Minnesota Statutes, section 245C.02, subdivision 18, states:
"Serious maltreatment" means sexual abuse, maltreatment resulting in death, neglect resulting in serious injury which reasonably requires the care of a physician whether or not the care of a physician was sought, or abuse resulting in serious injury. For purposes of this definition, "care of a physician" is treatment received or ordered by a physician, physician assistant, or nurse practitioner, but does not include diagnostic testing, assessment, or observation; the application of, recommendation to use, or prescription solely for a remedy that is available over the counter without a prescription; or a prescription solely for a topical antibiotic to treat burns when there is no follow-up appointment. For purposes of this definition, "abuse resulting in serious injury" means: bruises, bites, skin laceration, or tissue damage; fractures; dislocations; evidence of internal injuries; head injuries with loss of consciousness; extensive second-degree or third-degree burns and other burns for which complications are present; extensive second-degree or third-degree frostbite and other frostbite for which complications are present; irreversible mobility or avulsion of teeth; injuries to the eyes; ingestion of foreign substances and objects that are harmful; near drowning; and heat exhaustion or sunstroke. Serious maltreatment includes neglect when it results in criminal sexual conduct against a child or vulnerable adult.
It was determined that the substantiated neglect for which SP1 and SP2 were each responsible did not meet statutory criteria to be determined as recurring or serious because it was a single incident for which the AV did not sustain an injury.

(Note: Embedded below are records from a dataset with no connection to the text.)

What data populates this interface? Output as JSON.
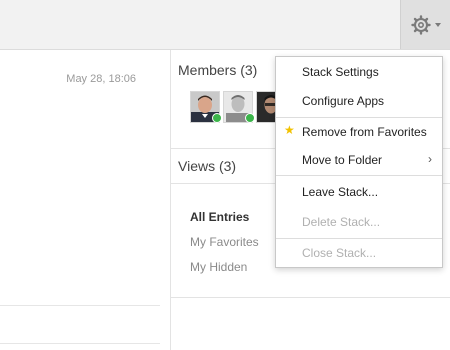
{
  "left": {
    "timestamp": "May 28, 18:06"
  },
  "members": {
    "heading": "Members (3)"
  },
  "views": {
    "heading": "Views (3)",
    "items": [
      {
        "label": "All Entries"
      },
      {
        "label": "My Favorites"
      },
      {
        "label": "My Hidden"
      }
    ]
  },
  "menu": {
    "items": [
      {
        "label": "Stack Settings",
        "enabled": true
      },
      {
        "label": "Configure Apps",
        "enabled": true
      },
      {
        "label": "Remove from Favorites",
        "enabled": true,
        "icon": "star-icon"
      },
      {
        "label": "Move to Folder",
        "enabled": true,
        "icon": "chevron-right-icon"
      },
      {
        "label": "Leave Stack...",
        "enabled": true
      },
      {
        "label": "Delete Stack...",
        "enabled": false
      },
      {
        "label": "Close Stack...",
        "enabled": false
      }
    ]
  },
  "icons": {
    "settings": "gear-icon",
    "dropdown": "caret-down-icon",
    "favorite": "star-icon",
    "submenu": "chevron-right-icon",
    "online": "status-online-icon"
  },
  "colors": {
    "favorite_star": "#f2c200",
    "online_status": "#3bb54a",
    "disabled_text": "#b0b0b0"
  }
}
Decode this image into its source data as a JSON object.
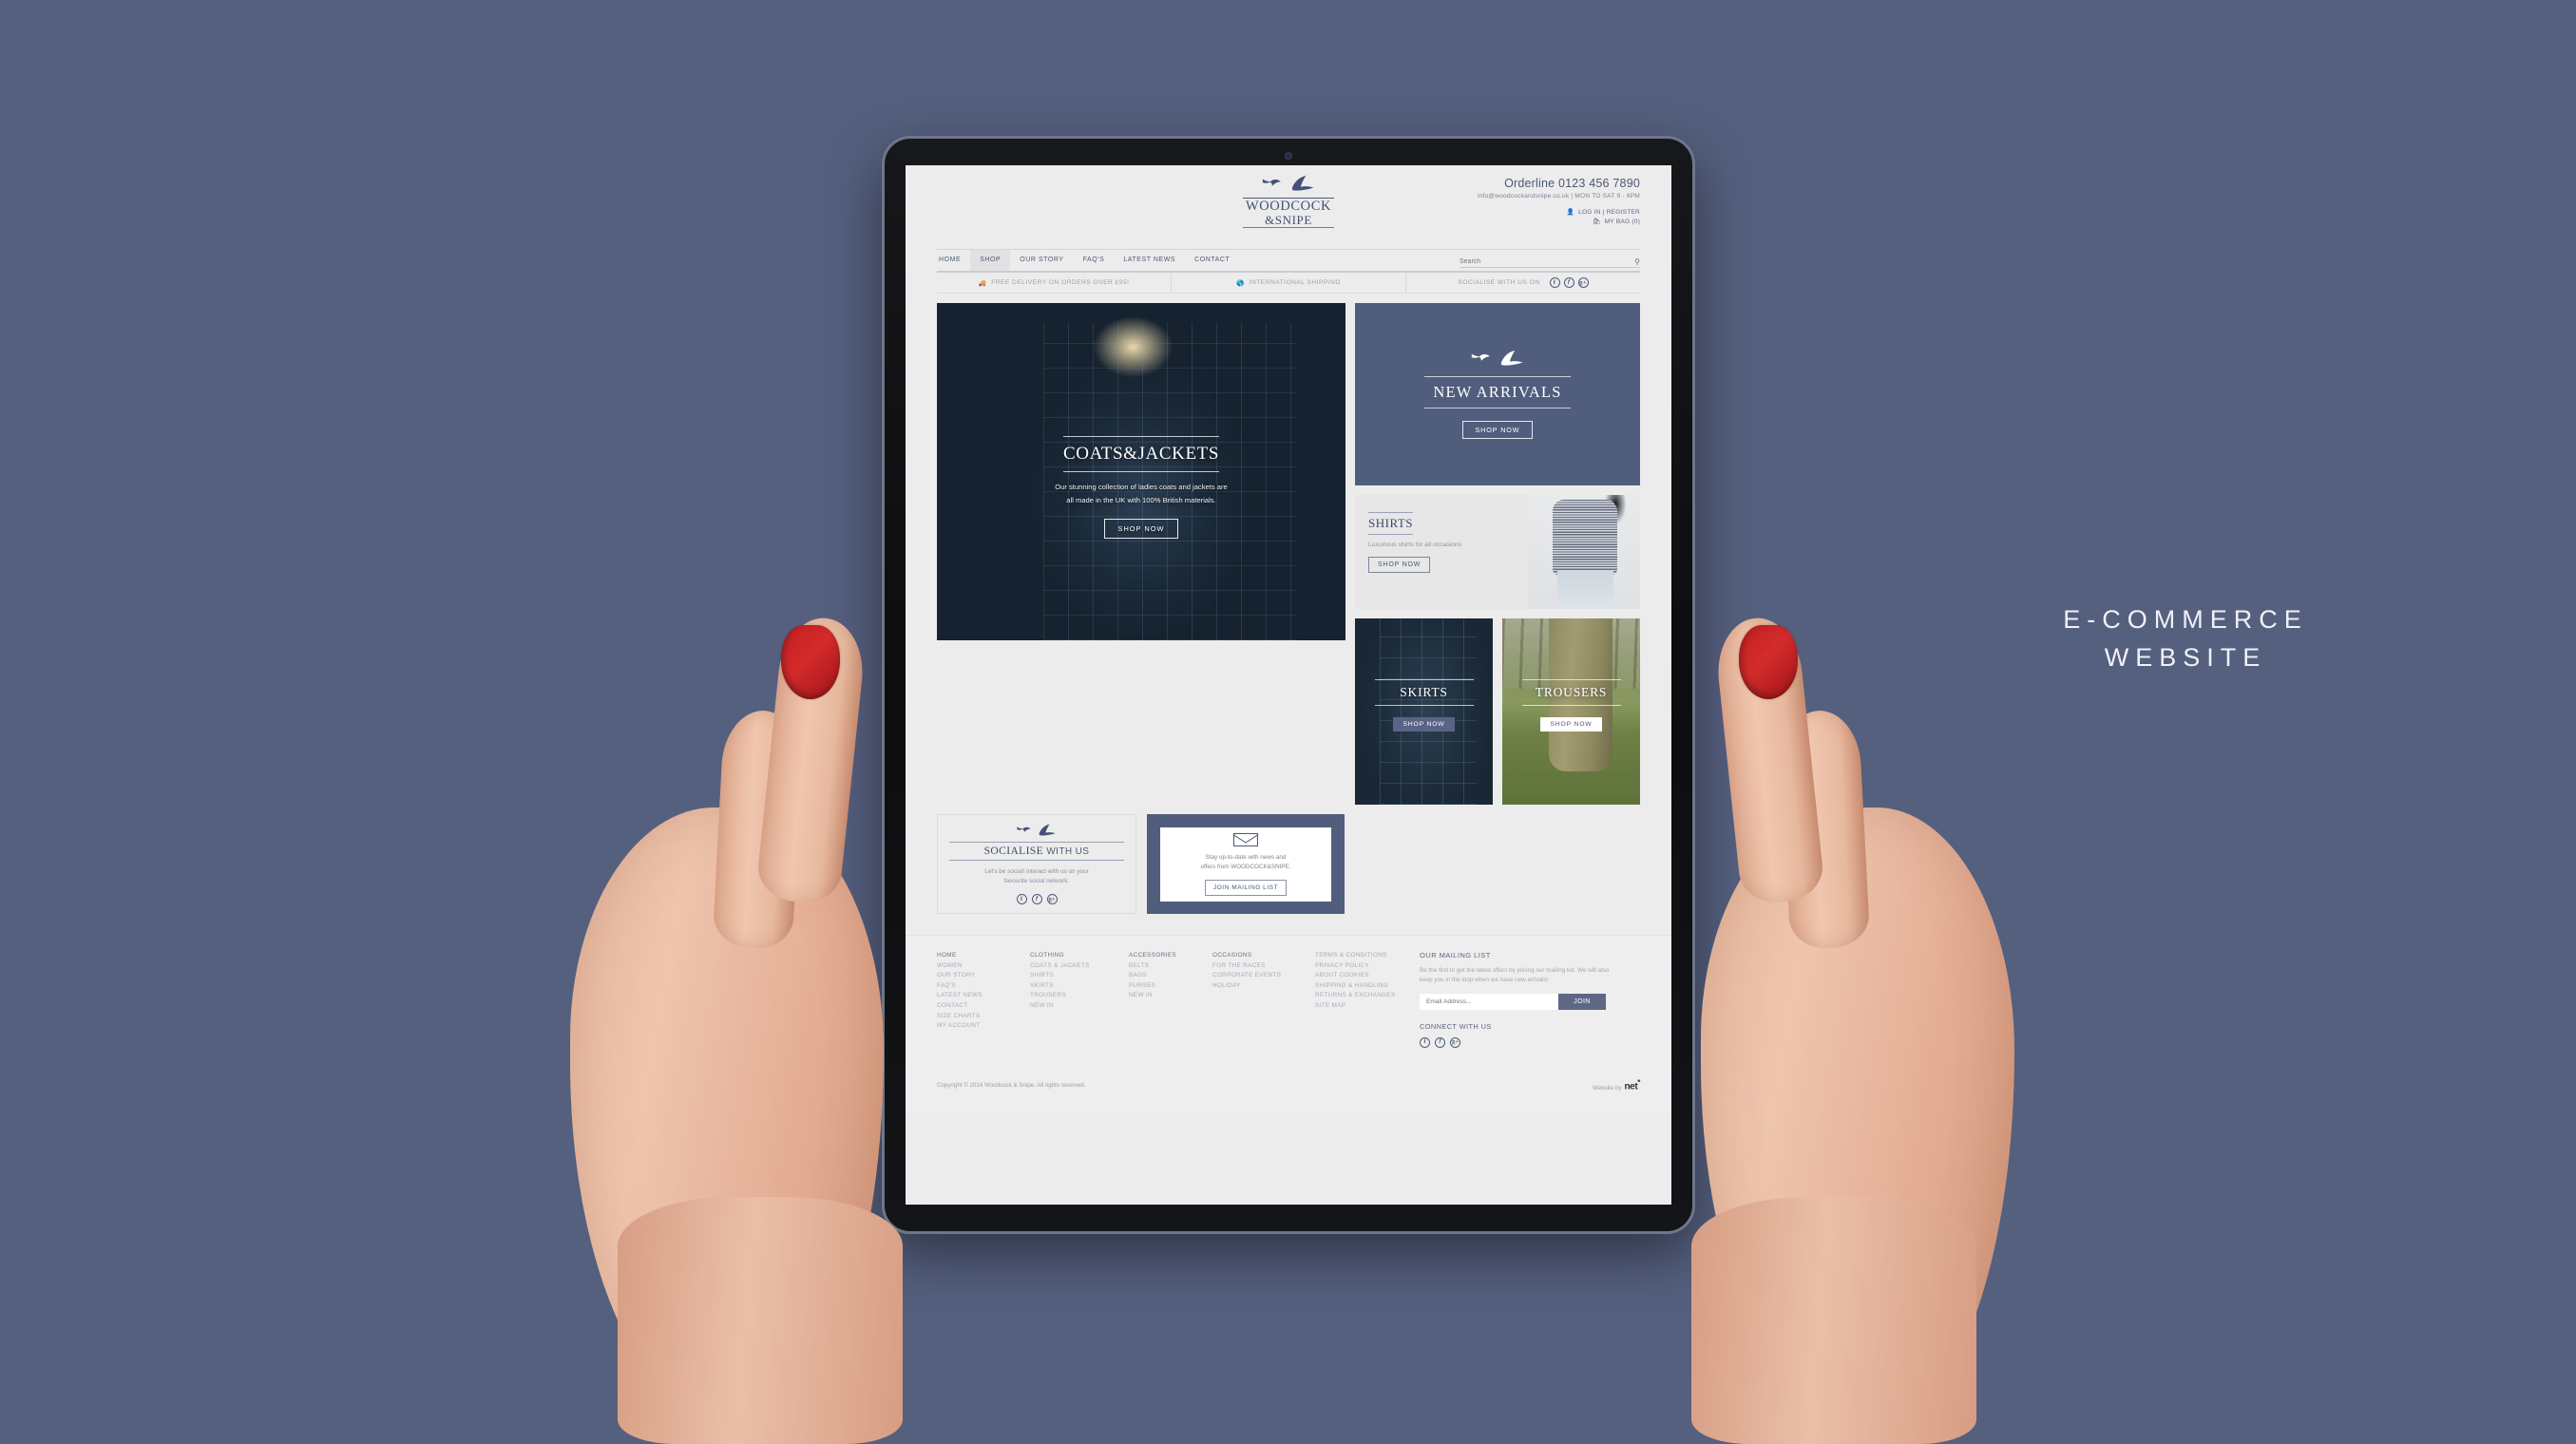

Pursuant to Minnesota Statutes, section 260E.35, subdivision 6, paragraph (c) all investigative data maintained in this report will be kept by the Department of Human Services for at least ten years after the date of the final entry in the report.
Action Taken by Facility:
The facility completed an Internal Review and determined that policies and procedures were adequate but not followed. The facility implemented an app to use for head counts. All staff persons received retraining on head count procedures and transitions. SP1 and SP2 received a “notice of accountability” for the incident.
Action Taken by Department of Human Services, Office of Inspector General:
SP1 and SP2 were not disqualified from providing direct care services as a result of the maltreatment determination in this report. However, SP1 and SP2 were each notified by the Office of Inspector General that any further substantiated act of maltreatment, whether or not the act meets the criteria for “serious,” will automatically meet the criteria for “recurring” and will result in disqualification. The determination that SP1 and SP2 were each responsible for maltreatment is subject to appeal.
On July 17, 2024, the facility was issued a Correction Order for the violations outlined in this report.
Certification:
The information collection procedures followed in this investigation were pursuant to Minnesota Statutes, section 260E.30, subdivision 6, paragraph (c). All individuals that are subjects of data in this investigation have the right to obtain private data on themselves which was collected, created, or maintained by the Department of Human Services.